If we denote the probability of a chromosome having a recessive allele q, and the probability of a chromosome having a dominant allele p, then since each individual carries two chromosomes a homozygous recessive can be described as A = q^2, a heterozygous individual is B = 2pq, and a homozygous dominant is C = p^2.

If we put this together we get that P = q^2 + 2pq. We also know that p + q = 1. So p = 1-q, which gives us P=q^2 + 2(1-q)q which in turn can be simplified to P = 2A^0.5-A.
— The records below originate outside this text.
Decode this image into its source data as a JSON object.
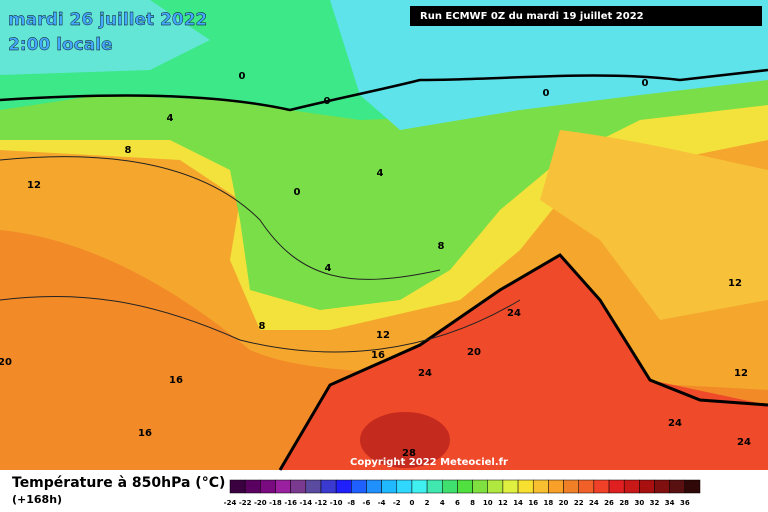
{
  "header": {
    "date": "mardi 26 juillet 2022",
    "time": "2:00 locale",
    "run": "Run ECMWF 0Z du mardi 19 juillet 2022"
  },
  "footer": {
    "title": "Température à 850hPa (°C)",
    "subtitle": "(+168h)",
    "copyright": "Copyright 2022 Meteociel.fr"
  },
  "contour_labels": [
    "0",
    "0",
    "0",
    "0",
    "0",
    "4",
    "4",
    "4",
    "8",
    "8",
    "8",
    "12",
    "12",
    "12",
    "12",
    "16",
    "16",
    "16",
    "20",
    "20",
    "24",
    "24",
    "24",
    "24",
    "28"
  ],
  "color_scale": {
    "ticks": [
      -24,
      -22,
      -20,
      -18,
      -16,
      -14,
      -12,
      -10,
      -8,
      -6,
      -4,
      -2,
      0,
      2,
      4,
      6,
      8,
      10,
      12,
      14,
      16,
      18,
      20,
      22,
      24,
      26,
      28,
      30,
      32,
      34,
      36
    ],
    "colors": [
      "#3a0040",
      "#5a0060",
      "#7a0a80",
      "#9a20a0",
      "#7a3a90",
      "#5a4aa0",
      "#3a3ad0",
      "#2020ff",
      "#2060ff",
      "#2090ff",
      "#20b8ff",
      "#30d8ff",
      "#40f0f0",
      "#40e8b0",
      "#40e070",
      "#50e040",
      "#80e040",
      "#b0e840",
      "#e0f040",
      "#f8e030",
      "#f8c030",
      "#f8a028",
      "#f08028",
      "#f06028",
      "#f04028",
      "#e02020",
      "#c81818",
      "#a81010",
      "#801010",
      "#581010",
      "#300808"
    ]
  }
}
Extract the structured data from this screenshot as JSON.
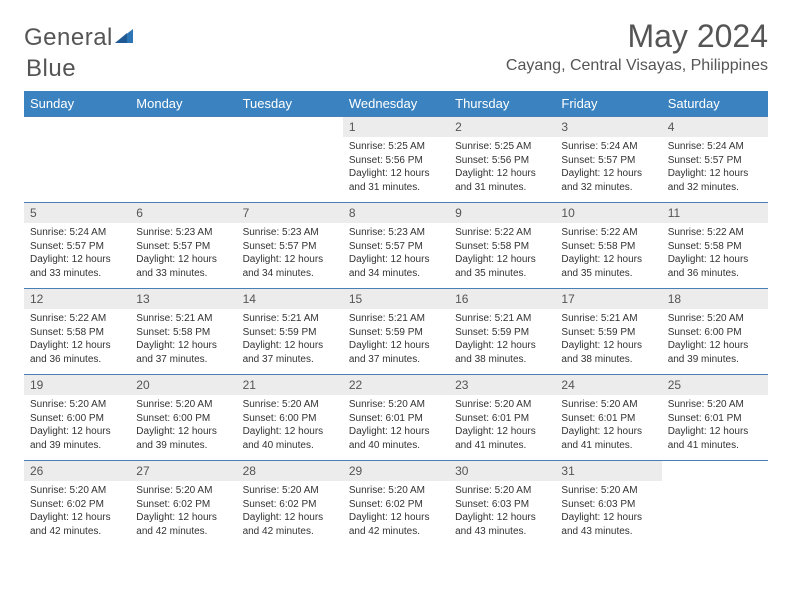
{
  "brand": {
    "part1": "General",
    "part2": "Blue"
  },
  "title": "May 2024",
  "location": "Cayang, Central Visayas, Philippines",
  "colors": {
    "header_bg": "#3b83c0",
    "header_text": "#ffffff",
    "daynum_bg": "#ececec",
    "text": "#555555",
    "body_text": "#333333",
    "row_border": "#4a7fb5",
    "logo_blue": "#2e75b6"
  },
  "day_headers": [
    "Sunday",
    "Monday",
    "Tuesday",
    "Wednesday",
    "Thursday",
    "Friday",
    "Saturday"
  ],
  "weeks": [
    [
      null,
      null,
      null,
      {
        "n": "1",
        "sr": "5:25 AM",
        "ss": "5:56 PM",
        "dl": "12 hours and 31 minutes."
      },
      {
        "n": "2",
        "sr": "5:25 AM",
        "ss": "5:56 PM",
        "dl": "12 hours and 31 minutes."
      },
      {
        "n": "3",
        "sr": "5:24 AM",
        "ss": "5:57 PM",
        "dl": "12 hours and 32 minutes."
      },
      {
        "n": "4",
        "sr": "5:24 AM",
        "ss": "5:57 PM",
        "dl": "12 hours and 32 minutes."
      }
    ],
    [
      {
        "n": "5",
        "sr": "5:24 AM",
        "ss": "5:57 PM",
        "dl": "12 hours and 33 minutes."
      },
      {
        "n": "6",
        "sr": "5:23 AM",
        "ss": "5:57 PM",
        "dl": "12 hours and 33 minutes."
      },
      {
        "n": "7",
        "sr": "5:23 AM",
        "ss": "5:57 PM",
        "dl": "12 hours and 34 minutes."
      },
      {
        "n": "8",
        "sr": "5:23 AM",
        "ss": "5:57 PM",
        "dl": "12 hours and 34 minutes."
      },
      {
        "n": "9",
        "sr": "5:22 AM",
        "ss": "5:58 PM",
        "dl": "12 hours and 35 minutes."
      },
      {
        "n": "10",
        "sr": "5:22 AM",
        "ss": "5:58 PM",
        "dl": "12 hours and 35 minutes."
      },
      {
        "n": "11",
        "sr": "5:22 AM",
        "ss": "5:58 PM",
        "dl": "12 hours and 36 minutes."
      }
    ],
    [
      {
        "n": "12",
        "sr": "5:22 AM",
        "ss": "5:58 PM",
        "dl": "12 hours and 36 minutes."
      },
      {
        "n": "13",
        "sr": "5:21 AM",
        "ss": "5:58 PM",
        "dl": "12 hours and 37 minutes."
      },
      {
        "n": "14",
        "sr": "5:21 AM",
        "ss": "5:59 PM",
        "dl": "12 hours and 37 minutes."
      },
      {
        "n": "15",
        "sr": "5:21 AM",
        "ss": "5:59 PM",
        "dl": "12 hours and 37 minutes."
      },
      {
        "n": "16",
        "sr": "5:21 AM",
        "ss": "5:59 PM",
        "dl": "12 hours and 38 minutes."
      },
      {
        "n": "17",
        "sr": "5:21 AM",
        "ss": "5:59 PM",
        "dl": "12 hours and 38 minutes."
      },
      {
        "n": "18",
        "sr": "5:20 AM",
        "ss": "6:00 PM",
        "dl": "12 hours and 39 minutes."
      }
    ],
    [
      {
        "n": "19",
        "sr": "5:20 AM",
        "ss": "6:00 PM",
        "dl": "12 hours and 39 minutes."
      },
      {
        "n": "20",
        "sr": "5:20 AM",
        "ss": "6:00 PM",
        "dl": "12 hours and 39 minutes."
      },
      {
        "n": "21",
        "sr": "5:20 AM",
        "ss": "6:00 PM",
        "dl": "12 hours and 40 minutes."
      },
      {
        "n": "22",
        "sr": "5:20 AM",
        "ss": "6:01 PM",
        "dl": "12 hours and 40 minutes."
      },
      {
        "n": "23",
        "sr": "5:20 AM",
        "ss": "6:01 PM",
        "dl": "12 hours and 41 minutes."
      },
      {
        "n": "24",
        "sr": "5:20 AM",
        "ss": "6:01 PM",
        "dl": "12 hours and 41 minutes."
      },
      {
        "n": "25",
        "sr": "5:20 AM",
        "ss": "6:01 PM",
        "dl": "12 hours and 41 minutes."
      }
    ],
    [
      {
        "n": "26",
        "sr": "5:20 AM",
        "ss": "6:02 PM",
        "dl": "12 hours and 42 minutes."
      },
      {
        "n": "27",
        "sr": "5:20 AM",
        "ss": "6:02 PM",
        "dl": "12 hours and 42 minutes."
      },
      {
        "n": "28",
        "sr": "5:20 AM",
        "ss": "6:02 PM",
        "dl": "12 hours and 42 minutes."
      },
      {
        "n": "29",
        "sr": "5:20 AM",
        "ss": "6:02 PM",
        "dl": "12 hours and 42 minutes."
      },
      {
        "n": "30",
        "sr": "5:20 AM",
        "ss": "6:03 PM",
        "dl": "12 hours and 43 minutes."
      },
      {
        "n": "31",
        "sr": "5:20 AM",
        "ss": "6:03 PM",
        "dl": "12 hours and 43 minutes."
      },
      null
    ]
  ],
  "labels": {
    "sunrise": "Sunrise:",
    "sunset": "Sunset:",
    "daylight": "Daylight:"
  }
}
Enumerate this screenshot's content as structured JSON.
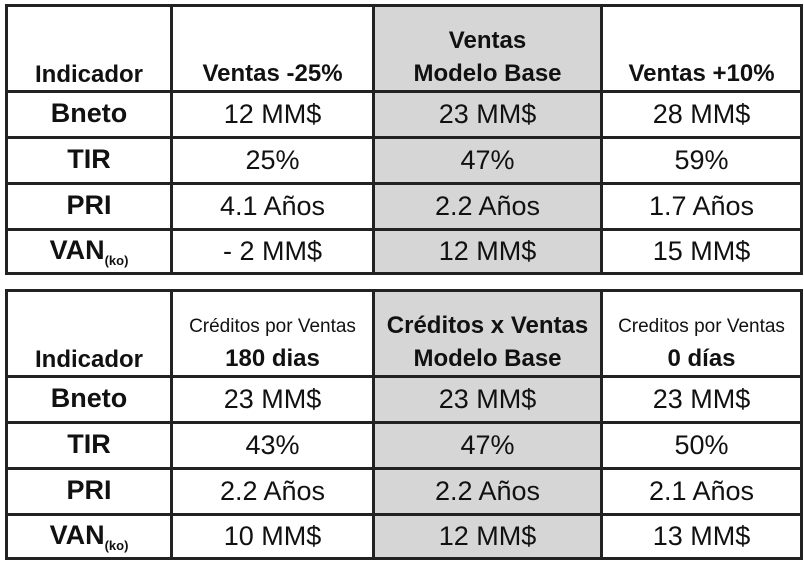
{
  "table1": {
    "header": {
      "indicator": "Indicador",
      "col1": "Ventas -25%",
      "col2_line1": "Ventas",
      "col2_line2": "Modelo Base",
      "col3": "Ventas +10%"
    },
    "rows": [
      {
        "label": "Bneto",
        "label_sub": "",
        "v1": "12 MM$",
        "v2": "23 MM$",
        "v3": "28 MM$"
      },
      {
        "label": "TIR",
        "label_sub": "",
        "v1": "25%",
        "v2": "47%",
        "v3": "59%"
      },
      {
        "label": "PRI",
        "label_sub": "",
        "v1": "4.1 Años",
        "v2": "2.2 Años",
        "v3": "1.7 Años"
      },
      {
        "label": "VAN",
        "label_sub": "(ko)",
        "v1": "- 2 MM$",
        "v2": "12 MM$",
        "v3": "15 MM$"
      }
    ]
  },
  "table2": {
    "header": {
      "indicator": "Indicador",
      "col1_line1": "Créditos por Ventas",
      "col1_line2": "180 dias",
      "col2_line1": "Créditos x Ventas",
      "col2_line2": "Modelo Base",
      "col3_line1": "Creditos por Ventas",
      "col3_line2": "0 días"
    },
    "rows": [
      {
        "label": "Bneto",
        "label_sub": "",
        "v1": "23 MM$",
        "v2": "23 MM$",
        "v3": "23 MM$"
      },
      {
        "label": "TIR",
        "label_sub": "",
        "v1": "43%",
        "v2": "47%",
        "v3": "50%"
      },
      {
        "label": "PRI",
        "label_sub": "",
        "v1": "2.2 Años",
        "v2": "2.2 Años",
        "v3": "2.1 Años"
      },
      {
        "label": "VAN",
        "label_sub": "(ko)",
        "v1": "10 MM$",
        "v2": "12 MM$",
        "v3": "13 MM$"
      }
    ]
  },
  "colors": {
    "highlight": "#d6d6d6",
    "border": "#222222"
  }
}
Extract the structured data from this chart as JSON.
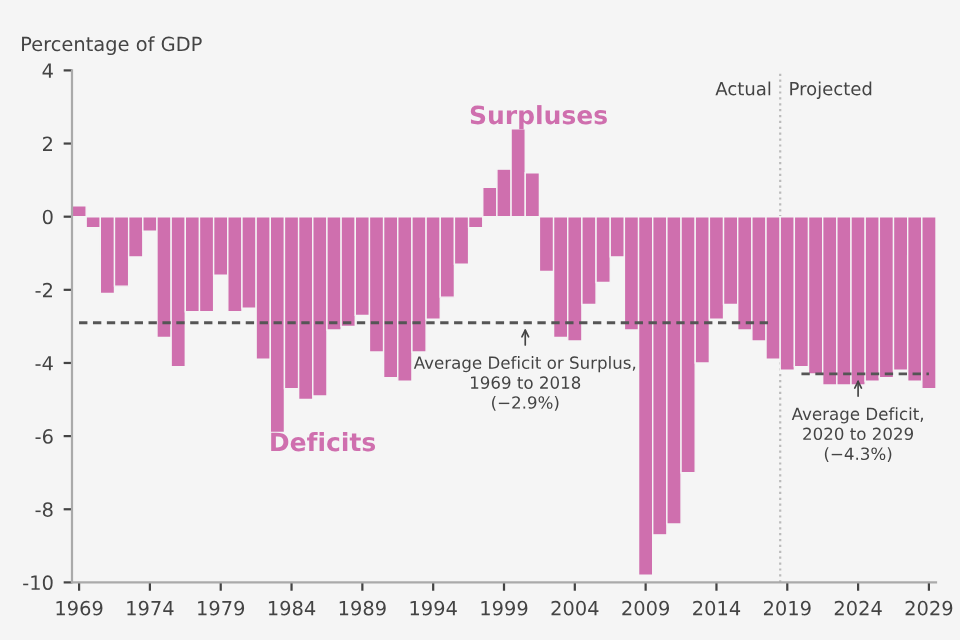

Now we have our formula, so all we need to do is write a program that makes the calculation for all the given alleles. You can find my version here or below.

A = []
with open('rosalind_afrq.txt','r') as f:
for nr in f.readline().split(' '):
A.append(float(nr))

for i in A:
print(round(2*i**0.5-i,3),end=' ')

Tuesday, 15 November 2016

Newick Format with Edge Weights

If you have already solved "Distances in Trees", then this problem will probably not take that long to complete. When I solved distances in trees, I used the Biopython module Phylo. The problem I had then was that the given trees did not contain any branch lengths, so I had to add this in the program. However in this problem the branch lengths are already included in the trees, so the new program is in fact even shorter than the original. You can find my new version of the code below and on my GitHub.

import sys
from Bio import Phylo
import io

f = open('rosalind_nkew.txt', 'r')
pairs = [i.split('\n') for i in f.read().strip().split('\n\n')]

for i, line in pairs:
x, y = line.split()
tree = Phylo.read(io.StringIO(i), 'newick')
sys.stdout.write('%s' % round(tree.distance(x,y)) + ' ')
sys.stdout.write('\n')

Tuesday, 8 November 2016

Edit Distance Alignment

This problem builds on a previous one called Edit Distance, for which you can find a solution here. In that problem we were asked to find the minimum number of changes needed to transform a string s into a string t. In this problem, we are asked once again to find this number (the edit distance), but this time we should also print the two augmented strings representing an optimal alignment of s and t.

To do this I went back to my solution of the previous problem and added some code to pick out one of the possible optimal alignments from the matrix formed by the existing program. The code is a bit messy, but for those who are interested it it is available on my GitHub.